Radley knew how to quickly find points of commonality and use them to develop a rapport. Trust between performer and director is integral to good work, so it serves a director well to start building it early on. His life had been so fantastical that he could dig up a personal anecdote for any occasion, and he shared those stories freely.

———

Mostly, though, we talked about arnica. It’s odd, I googled “radley metzger arnica” and didn’t get a single result containing all three words—but that man loved arnica.

Radley swore by it for inflammation and was quick to follow up with a reminder that inflammation is linked to stress and poor health in a sort of vicious triangle. I happened to swear by it for bruises—and abrasions when mixed in petroleum jelly.

(I’m going to go one step past “This is not medial advice” here and proceed directly to “you probably really shouldn’t go rubbing mildly toxic flowers and basically K-Y into broken skin and it’s a miracle I haven’t developed unsettlingly neon patches or something.”)
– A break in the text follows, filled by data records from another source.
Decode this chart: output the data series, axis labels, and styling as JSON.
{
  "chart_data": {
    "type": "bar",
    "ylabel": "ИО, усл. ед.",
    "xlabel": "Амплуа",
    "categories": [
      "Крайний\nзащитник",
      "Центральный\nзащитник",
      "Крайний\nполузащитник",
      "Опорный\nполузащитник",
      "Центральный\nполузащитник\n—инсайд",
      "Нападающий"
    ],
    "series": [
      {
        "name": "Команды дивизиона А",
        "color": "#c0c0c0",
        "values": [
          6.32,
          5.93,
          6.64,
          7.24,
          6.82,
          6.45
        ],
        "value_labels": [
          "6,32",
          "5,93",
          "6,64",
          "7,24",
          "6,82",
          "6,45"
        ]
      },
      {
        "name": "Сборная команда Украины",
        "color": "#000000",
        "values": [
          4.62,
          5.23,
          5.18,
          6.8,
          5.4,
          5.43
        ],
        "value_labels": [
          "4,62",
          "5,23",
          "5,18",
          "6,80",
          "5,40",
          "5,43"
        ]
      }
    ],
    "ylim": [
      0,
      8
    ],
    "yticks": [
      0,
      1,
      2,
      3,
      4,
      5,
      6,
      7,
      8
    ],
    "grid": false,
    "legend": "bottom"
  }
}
He’d either made or begun a documentary on arnica, and spoke at length about his visits to the European mountains the plant grows on.

———

Radley was active and lucid through his 80s, and while I’m sad to have missed the chance to work with him I’m happy to have participated in the fun he seemed to have thinking about it. And it may be for the best that he left before he felt like he had nothing else to give.